By Susanne Carter
Jhumpa Lahari’s In Other Words, which she describes as a “linguistic autobiography, a self-portrait,” explores what it means for a writer to adopt and express herself in a new language. Her fifth book, published in February of 2016, is also a reminder of how effective metaphors are as a writing tool. In this guest blog I discuss Lahari’s use of metaphors in her first non-fiction writing. In the Writers’ Notes, I offer suggestions for writing metaphors.
Speaking to a group of students at Montclair State University about her latest book, Lahiri asked, “What is a metaphor? It’s a way of using another language, the language of an image, that allows you to reinform some experience.” In Other Words is a series of metaphors that are poetic in beauty and compelling in insight crafted by Lahari to describe her experiences learning to speak, read, and write a new language.
The rich metaphors that are prevalent in Lahari’s previous novels and short stories—belonging, identity, assimilation—are found in In Other Words, too, but are more personal in nature because they were chosen as part of her “self-portrait.” Born to Indian parents, Lahari spoke her native language, Bengali, until the age of four. When her parents moved to the United States, she learned to speak English. But neither linguistic identity ever felt right, she said during an NPR interview. “I’ve always been searching to arrive at a certain voice that will probably elude me forever,” she said. But writing in Italian, said the Pulitzer Prize writer, has given her “the freedom to express myself as I want to” for the first time.
A Contradiction I Couldn’t Resolve
In one of the book’s extended metaphors, Lahari describes the experiences that led her to reject both her “mother” (Bengali) and “stepmother” (English) languages. As an elementary school child in the United States, she was expected to speak only Bengali at home to please her parents while at school she had to turn into another person who only spoke English. “I couldn’t identify with either,” she said. “I remained suspended, torn between the two. The linguistic coming and going confused me; it seemed a contradiction I couldn’t resolve.” (p. 149)
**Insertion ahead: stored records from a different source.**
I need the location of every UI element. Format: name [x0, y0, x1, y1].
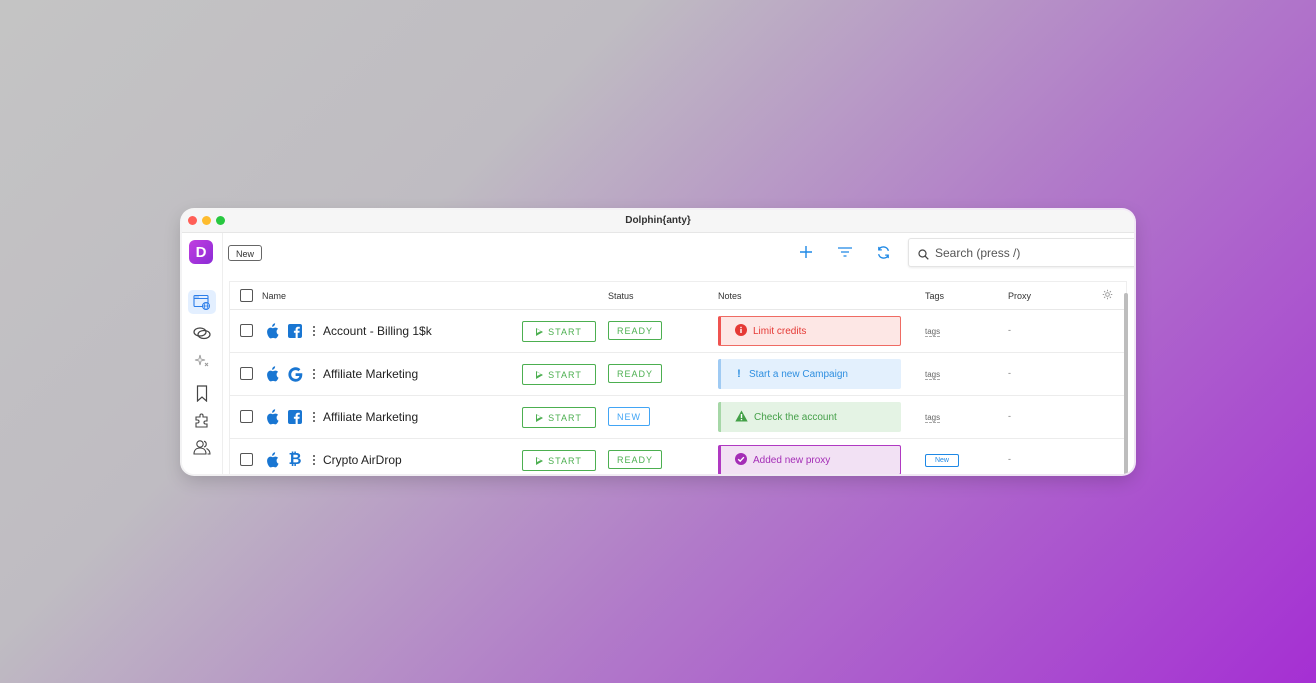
facebook-icon [287, 409, 303, 425]
users-icon[interactable] [188, 435, 216, 459]
note-text: Limit credits [753, 325, 807, 337]
facebook-icon [287, 323, 303, 339]
status-badge[interactable]: NEW [608, 407, 650, 426]
tags-placeholder[interactable]: tags [925, 327, 941, 337]
proxy-value[interactable]: - [1008, 454, 1011, 464]
header-status[interactable]: Status [608, 291, 634, 301]
extensions-puzzle-icon[interactable] [188, 408, 216, 432]
filter-icon[interactable] [835, 242, 855, 262]
profile-name[interactable]: Affiliate Marketing [323, 367, 418, 381]
kebab-menu-icon[interactable] [311, 367, 317, 381]
apple-icon [264, 452, 280, 468]
row-checkbox[interactable] [240, 410, 253, 423]
kebab-menu-icon[interactable] [311, 324, 317, 338]
header-name[interactable]: Name [262, 291, 286, 301]
note-text: Start a new Campaign [749, 368, 848, 380]
vertical-scrollbar[interactable] [1124, 293, 1128, 474]
start-button[interactable]: START [522, 321, 596, 342]
table-row[interactable]: Affiliate Marketing START NEW Check the … [230, 396, 1126, 439]
play-icon [536, 456, 544, 465]
start-button[interactable]: START [522, 364, 596, 385]
exclamation-icon: ! [737, 368, 741, 380]
play-icon [536, 370, 544, 379]
start-button[interactable]: START [522, 407, 596, 428]
apple-icon [264, 409, 280, 425]
refresh-icon[interactable] [873, 242, 893, 262]
search-icon [918, 247, 929, 265]
header-proxy[interactable]: Proxy [1008, 291, 1031, 301]
note-chip[interactable]: Check the account [718, 402, 901, 432]
select-all-checkbox[interactable] [240, 289, 253, 302]
status-badge[interactable]: READY [608, 450, 663, 469]
tags-placeholder[interactable]: tags [925, 370, 941, 380]
row-checkbox[interactable] [240, 324, 253, 337]
app-window: Dolphin{anty} D New Search (press /) Nam… [182, 210, 1134, 474]
apple-icon [264, 323, 280, 339]
gear-icon[interactable] [1102, 289, 1113, 302]
profile-name[interactable]: Account - Billing 1$k [323, 324, 432, 338]
row-checkbox[interactable] [240, 367, 253, 380]
plus-icon[interactable] [796, 242, 816, 262]
start-button[interactable]: START [522, 450, 596, 471]
play-icon [536, 413, 544, 422]
main-content: New Name Status Notes Tags Proxy [223, 233, 1134, 474]
row-checkbox[interactable] [240, 453, 253, 466]
proxy-links-icon[interactable] [188, 321, 216, 345]
note-chip[interactable]: Limit credits [718, 316, 901, 346]
note-text: Added new proxy [753, 454, 831, 466]
table-row[interactable]: ₿ Crypto AirDrop START READY Added new p… [230, 439, 1126, 474]
google-icon [287, 366, 303, 382]
play-icon [536, 327, 544, 336]
profiles-table: Name Status Notes Tags Proxy Account - B… [229, 281, 1127, 474]
note-text: Check the account [754, 411, 837, 423]
search-input[interactable] [935, 239, 1125, 266]
status-badge[interactable]: READY [608, 364, 663, 383]
table-header: Name Status Notes Tags Proxy [230, 282, 1126, 310]
header-notes[interactable]: Notes [718, 291, 742, 301]
bookmark-icon[interactable] [188, 381, 216, 405]
header-tags[interactable]: Tags [925, 291, 944, 301]
profile-name[interactable]: Crypto AirDrop [323, 453, 402, 467]
proxy-value[interactable]: - [1008, 411, 1011, 421]
note-chip[interactable]: ! Start a new Campaign [718, 359, 901, 389]
automation-sparkle-icon[interactable] [188, 349, 216, 373]
new-profile-button[interactable]: New [228, 245, 263, 261]
check-circle-icon [735, 452, 747, 468]
app-logo[interactable]: D [189, 240, 213, 264]
profile-name[interactable]: Affiliate Marketing [323, 410, 418, 424]
error-icon [735, 323, 747, 339]
table-row[interactable]: Affiliate Marketing START READY ! Start … [230, 353, 1126, 396]
tag-badge[interactable]: New [925, 454, 959, 467]
title-bar: Dolphin{anty} [182, 210, 1134, 233]
table-row[interactable]: Account - Billing 1$k START READY Limit … [230, 310, 1126, 353]
kebab-menu-icon[interactable] [311, 453, 317, 467]
search-box[interactable] [908, 238, 1134, 267]
apple-icon [264, 366, 280, 382]
status-badge[interactable]: READY [608, 321, 663, 340]
proxy-value[interactable]: - [1008, 325, 1011, 335]
sidebar: D [182, 233, 223, 474]
note-chip[interactable]: Added new proxy [718, 445, 901, 474]
bitcoin-icon: ₿ [288, 451, 302, 468]
window-title: Dolphin{anty} [625, 215, 691, 226]
warning-icon [735, 410, 748, 425]
tags-placeholder[interactable]: tags [925, 413, 941, 423]
browser-profiles-icon[interactable] [188, 290, 216, 314]
proxy-value[interactable]: - [1008, 368, 1011, 378]
kebab-menu-icon[interactable] [311, 410, 317, 424]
Lahari writes that she “jousted” between two languages that “didn’t get along” until the age of 25, when she traveled to Italy and discovered Italian. The new language created another metaphor in her search to find a voice of her own. She writes:
The arrival of Italian, the third point on my linguistic journey, creates a triangle. It creates a shape rather than a straight line. A triangle is a complex structure, a dynamic figure. The third point changes the dynamic of that quarrelsome old couple. I am the child of those unhappy points, but the third does not come from them. It comes from my desire, my labor. It comes from me. I think that studying Italian is a flight from the long clash in my life between English and Bengali. A rejection of both the mother and the stepmother. An independent path. (p. 153)
Sensual and Maternal Love
In another of the book’s continual wave of metaphors, Lahari describes her experience learning to read, speak, and write in Italian, although almost Sisyphean in difficulty, as a sensual love affair. She writes:
When you’re in love, you want to live forever. You want the emotion, the excitement you feel to last. Reading in Italian arouses a similar longing in me. I don’t want to die, because my death would mean the end of my discovery of the language. Because every day there will be a new word to learn. Thus true love can represent eternity…
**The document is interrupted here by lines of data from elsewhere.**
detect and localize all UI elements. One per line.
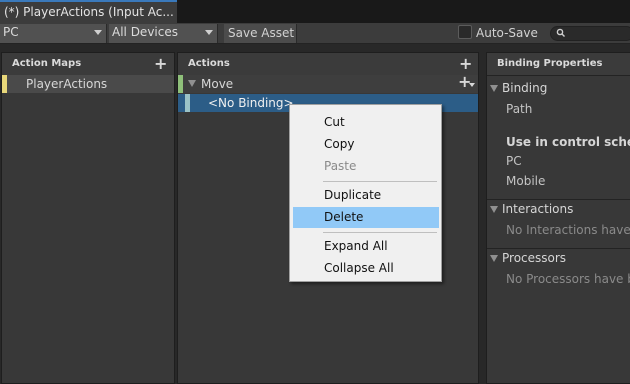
devices-dropdown[interactable]: All Devices — [109, 24, 218, 43]
action-label: Move — [201, 77, 234, 91]
window-tab-title: (*) PlayerActions (Input Ac... — [4, 5, 174, 19]
menu-item-copy[interactable]: Copy — [293, 134, 439, 155]
control-scheme-value: PC — [3, 25, 19, 39]
divider — [487, 75, 630, 76]
binding-label: <No Binding> — [208, 96, 294, 110]
menu-item-collapse-all[interactable]: Collapse All — [293, 258, 439, 279]
action-maps-panel: Action Maps + PlayerActions — [1, 52, 175, 384]
processors-empty-text: No Processors have be — [506, 272, 630, 286]
save-asset-button[interactable]: Save Asset — [224, 24, 297, 43]
chevron-down-icon — [94, 30, 102, 35]
menu-item-paste[interactable]: Paste — [293, 156, 439, 177]
control-schemes-label: Use in control scheme — [506, 135, 630, 149]
menu-separator — [323, 181, 437, 182]
menu-item-delete[interactable]: Delete — [293, 207, 439, 228]
add-binding-icon[interactable]: + — [458, 72, 471, 91]
actions-header: Actions + — [178, 53, 478, 75]
expand-triangle-icon[interactable] — [490, 206, 498, 213]
divider — [487, 199, 630, 200]
action-maps-title: Action Maps — [12, 58, 82, 69]
expand-triangle-icon[interactable] — [188, 80, 196, 87]
plus-icon[interactable]: + — [154, 54, 167, 73]
action-map-label: PlayerActions — [26, 77, 108, 91]
interactions-empty-text: No Interactions have b — [506, 223, 630, 237]
scheme-item-mobile[interactable]: Mobile — [506, 174, 545, 188]
binding-properties-header: Binding Properties — [487, 53, 630, 75]
path-label: Path — [506, 102, 533, 116]
menu-item-expand-all[interactable]: Expand All — [293, 236, 439, 257]
search-input[interactable] — [550, 26, 630, 41]
menu-separator — [323, 232, 437, 233]
devices-value: All Devices — [112, 25, 178, 39]
divider — [487, 248, 630, 249]
binding-color-stripe — [185, 94, 190, 112]
actions-title: Actions — [188, 58, 230, 69]
action-map-color-stripe — [2, 75, 7, 93]
chevron-down-icon — [469, 83, 475, 87]
action-map-item[interactable]: PlayerActions — [2, 75, 174, 93]
processors-section-title: Processors — [502, 251, 567, 265]
scheme-item-pc[interactable]: PC — [506, 154, 522, 168]
expand-triangle-icon[interactable] — [490, 255, 498, 262]
action-item-move[interactable]: Move + — [178, 72, 478, 93]
tab-strip: (*) PlayerActions (Input Ac... — [0, 0, 630, 23]
action-maps-header: Action Maps + — [2, 53, 174, 75]
autosave-label: Auto-Save — [476, 26, 538, 40]
interactions-section-title: Interactions — [502, 202, 574, 216]
menu-item-cut[interactable]: Cut — [293, 112, 439, 133]
menu-item-duplicate[interactable]: Duplicate — [293, 185, 439, 206]
context-menu: Cut Copy Paste Duplicate Delete Expand A… — [289, 104, 442, 282]
action-color-stripe — [178, 75, 183, 93]
expand-triangle-icon[interactable] — [490, 85, 498, 92]
binding-properties-title: Binding Properties — [497, 58, 603, 69]
binding-properties-panel: Binding Properties Binding Path Use in c… — [486, 52, 630, 384]
window-tab[interactable]: (*) PlayerActions (Input Ac... — [0, 0, 177, 23]
chevron-down-icon — [205, 30, 213, 35]
control-scheme-dropdown[interactable]: PC — [0, 24, 107, 43]
toolbar: PC All Devices Save Asset Auto-Save — [0, 23, 630, 44]
autosave-checkbox[interactable] — [458, 25, 472, 39]
binding-section-title: Binding — [502, 81, 548, 95]
plus-icon[interactable]: + — [459, 54, 472, 73]
search-icon — [556, 28, 565, 37]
When I discover a different way to express something, I feel a kind of ecstasy. Unknown words present a dizzying yet fertile abyss. An abyss containing everything that escapes me, everything possible. (p. 45)
At other times, Lahari feels more of a more maternal love toward her new language. She has now become the mother of two. While English has become Lahari’s “hairy adolescent,” her adopted Italian is a newborn in need of nurturing. “I want to protect my Italian, hold it in my arms like a newborn,” she writes. “I want to coddle it. It has to sleep, eat, grow.” (p. 46)
Although many writing guides would lead us to believe that we can sit down and brainstorm an impressive metaphor by going through a series of exercises, I don’t think that writers who use them effectively such as Lahari follow that recipe, or any recipe for that matter. Writers who craft beautiful metaphors are able to view the world from different perspectives and in seemingly incongruous but creative combinations that don’t occur to most of us. They are comfortable playing with abstractions and expanding their worldviews by building new and novel connections. They are willing to take risks with language.
Creating metaphors involves cultivating a new way of thinking and seeing the world instead of engaging in writing exercises. Here are some ideas for encouraging metaphors to flow:
- Reading the works of writers such as Lahari, who are masters at crafting metaphors, is one of the best ways to absorb and nurture that ability.
- Reading poetry that is rich in imagery can also contribute to thinking (and writing) in more metaphorical ways.
- Being open-minded and receptive to viewing the world in new ways fosters creativity.
Knowing that the best metaphors flow with seemingly effortless ease from the pens (or keyboards) of writers will save a lot of futile effort. Metaphors that are forced or fabricated, instead of flowing naturally, don’t work.
How do you use metaphors in your writing?